Suppose $G$ is a finite cyclic group and $G/H$ is cyclic with $aH$ as one of its generators where $a\in G\setminus H$. Can we say $a$ is a generator of $G$ as well?
I know that there are plenty non-cyclic groups possessing cyclic quotient groups(for example $S_3$ is non-cyclic and $S_3/A_3$ is cyclic), but if it is stated beforehand that $G$ is cyclic, I don't know how to proceed.
I was hoping to find a counter-example but in vain. Neither I was convinced that the statement is false. Any help please.
Let $G$ be cyclic of order $6$, written multiplicatively and generated by $x$. Let $H$ be generated by $x^3$. Then $H$ has two elements, and $G/H$ has three elements. Since $G/H$ is cyclic of prime order, any nontrivial element generates it. Therefore, $x^2H$ is a generator of $G/H$.
But $x^2$ has order $3$ in $G$, so $x^2$ does not generate $G$.
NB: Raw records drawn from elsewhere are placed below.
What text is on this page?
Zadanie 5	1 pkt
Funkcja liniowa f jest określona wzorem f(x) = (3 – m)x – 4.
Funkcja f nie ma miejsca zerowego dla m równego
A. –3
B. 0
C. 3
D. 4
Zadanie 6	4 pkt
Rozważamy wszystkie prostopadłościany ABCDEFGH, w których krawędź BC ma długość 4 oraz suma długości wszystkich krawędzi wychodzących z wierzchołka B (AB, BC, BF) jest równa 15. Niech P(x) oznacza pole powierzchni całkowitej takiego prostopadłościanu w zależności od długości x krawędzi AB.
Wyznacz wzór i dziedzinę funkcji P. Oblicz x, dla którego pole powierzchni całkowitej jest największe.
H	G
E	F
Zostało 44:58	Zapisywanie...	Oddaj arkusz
This is the smallest counterexample possible (unless you allow $H=G$, which are you implicitly but not explicitly excluding): you cannot have a counterexample if $G$ has prime order (since in that case $H$ must be either trivial or the whole thing). And for the cyclic group of order $4$, all elements that do not lie in the nontrivial proper subgroup generate the whole group. So the smallest order where a counterexample was possible was $6$, and there it is.